ABSTRACT

September 11 did more than change the face of American domestic and foreign relations; it ensured that the two would be inextricably linked. The terrorist attacks removed any illusion that America’s domestic well-being could be considered in isolation from its international position. This was by no means an unprecedented state of affairs. In fact it was a case of re-learning an old lesson in a new context. Combating international communism, especially in the early phases of the Cold War, had forced a comparable awareness of the interdependence of the foreign and the domestic. Countless domestic measures, from Truman’s unsuccessful national health plan of 1948, to the building of the interstate highway system and federal aid to education in the 1950s, were justified in part on the basis of the need to meet the Soviet challenge.

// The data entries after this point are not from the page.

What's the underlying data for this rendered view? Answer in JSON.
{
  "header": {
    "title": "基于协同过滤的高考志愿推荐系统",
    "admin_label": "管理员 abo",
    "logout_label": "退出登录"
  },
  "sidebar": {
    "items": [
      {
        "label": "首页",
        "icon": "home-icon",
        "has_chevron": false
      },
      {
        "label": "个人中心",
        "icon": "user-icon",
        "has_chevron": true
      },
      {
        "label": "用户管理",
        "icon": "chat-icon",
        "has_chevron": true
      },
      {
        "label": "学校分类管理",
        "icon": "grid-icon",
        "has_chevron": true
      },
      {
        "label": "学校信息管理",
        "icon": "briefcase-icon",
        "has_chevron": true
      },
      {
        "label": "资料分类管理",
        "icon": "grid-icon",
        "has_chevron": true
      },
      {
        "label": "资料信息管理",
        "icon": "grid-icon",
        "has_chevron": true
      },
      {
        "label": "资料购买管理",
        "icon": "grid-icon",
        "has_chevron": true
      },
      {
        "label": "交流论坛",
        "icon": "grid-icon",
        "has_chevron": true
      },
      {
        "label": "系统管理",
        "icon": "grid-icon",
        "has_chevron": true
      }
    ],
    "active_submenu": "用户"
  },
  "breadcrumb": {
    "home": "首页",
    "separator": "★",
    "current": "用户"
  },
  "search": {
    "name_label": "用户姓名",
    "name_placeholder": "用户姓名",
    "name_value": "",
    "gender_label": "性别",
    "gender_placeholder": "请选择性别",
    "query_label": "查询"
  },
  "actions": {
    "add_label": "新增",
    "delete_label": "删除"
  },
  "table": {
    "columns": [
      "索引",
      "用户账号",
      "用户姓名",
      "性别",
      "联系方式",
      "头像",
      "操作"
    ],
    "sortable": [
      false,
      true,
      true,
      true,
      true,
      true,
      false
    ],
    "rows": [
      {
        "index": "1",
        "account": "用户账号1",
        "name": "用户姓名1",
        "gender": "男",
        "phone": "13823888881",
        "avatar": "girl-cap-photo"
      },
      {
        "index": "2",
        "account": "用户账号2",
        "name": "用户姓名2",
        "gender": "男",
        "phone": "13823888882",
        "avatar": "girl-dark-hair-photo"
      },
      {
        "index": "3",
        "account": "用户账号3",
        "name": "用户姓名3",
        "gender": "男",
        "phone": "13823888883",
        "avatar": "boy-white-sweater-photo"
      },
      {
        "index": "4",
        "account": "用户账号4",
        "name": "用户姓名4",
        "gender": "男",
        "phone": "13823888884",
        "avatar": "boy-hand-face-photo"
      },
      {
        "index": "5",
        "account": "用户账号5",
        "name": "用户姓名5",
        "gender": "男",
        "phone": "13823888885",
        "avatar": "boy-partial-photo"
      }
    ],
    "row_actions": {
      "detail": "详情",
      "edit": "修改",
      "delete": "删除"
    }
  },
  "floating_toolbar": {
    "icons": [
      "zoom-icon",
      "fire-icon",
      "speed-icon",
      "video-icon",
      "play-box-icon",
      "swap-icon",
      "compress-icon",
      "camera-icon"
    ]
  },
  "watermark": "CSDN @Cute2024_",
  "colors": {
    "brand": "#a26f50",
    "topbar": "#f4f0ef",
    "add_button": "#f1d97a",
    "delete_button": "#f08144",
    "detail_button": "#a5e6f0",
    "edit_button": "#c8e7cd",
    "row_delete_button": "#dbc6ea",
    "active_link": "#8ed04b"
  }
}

The whole McCarthyite episode demonstrated the tight link between foreign and domestic security in a world polarized between competing systems and values. Indeed war itself – and the Cold War must be considered as such in its psychological dimensions – has always been a powerful solvent of the boundary between domestic and foreign affairs. However, the Cold War was history. Relations between the domestic and the foreign were always subject to renegotiation and reinterpretation according to new circumstances. International terrorism of the sort pursued by al-Qaeda against the United States forged a peculiarly close connection between the domestic and the foreign since it represented foreign groups operating inside the

United States on a mission of destruction, not, as in the Cold War case, merely of ideological subversion. The political messages most likely to meet the sense of crisis would be those which most successfully responded to the dual challenge. In this context, one of the neoconservative movement’s strengths was its crusading sense of urgency about the external threat, which brought with it a psychology of domestic mobilization. Neoconservatism was geared up for war; it thrived on a sense of embattlement; it craved a mission.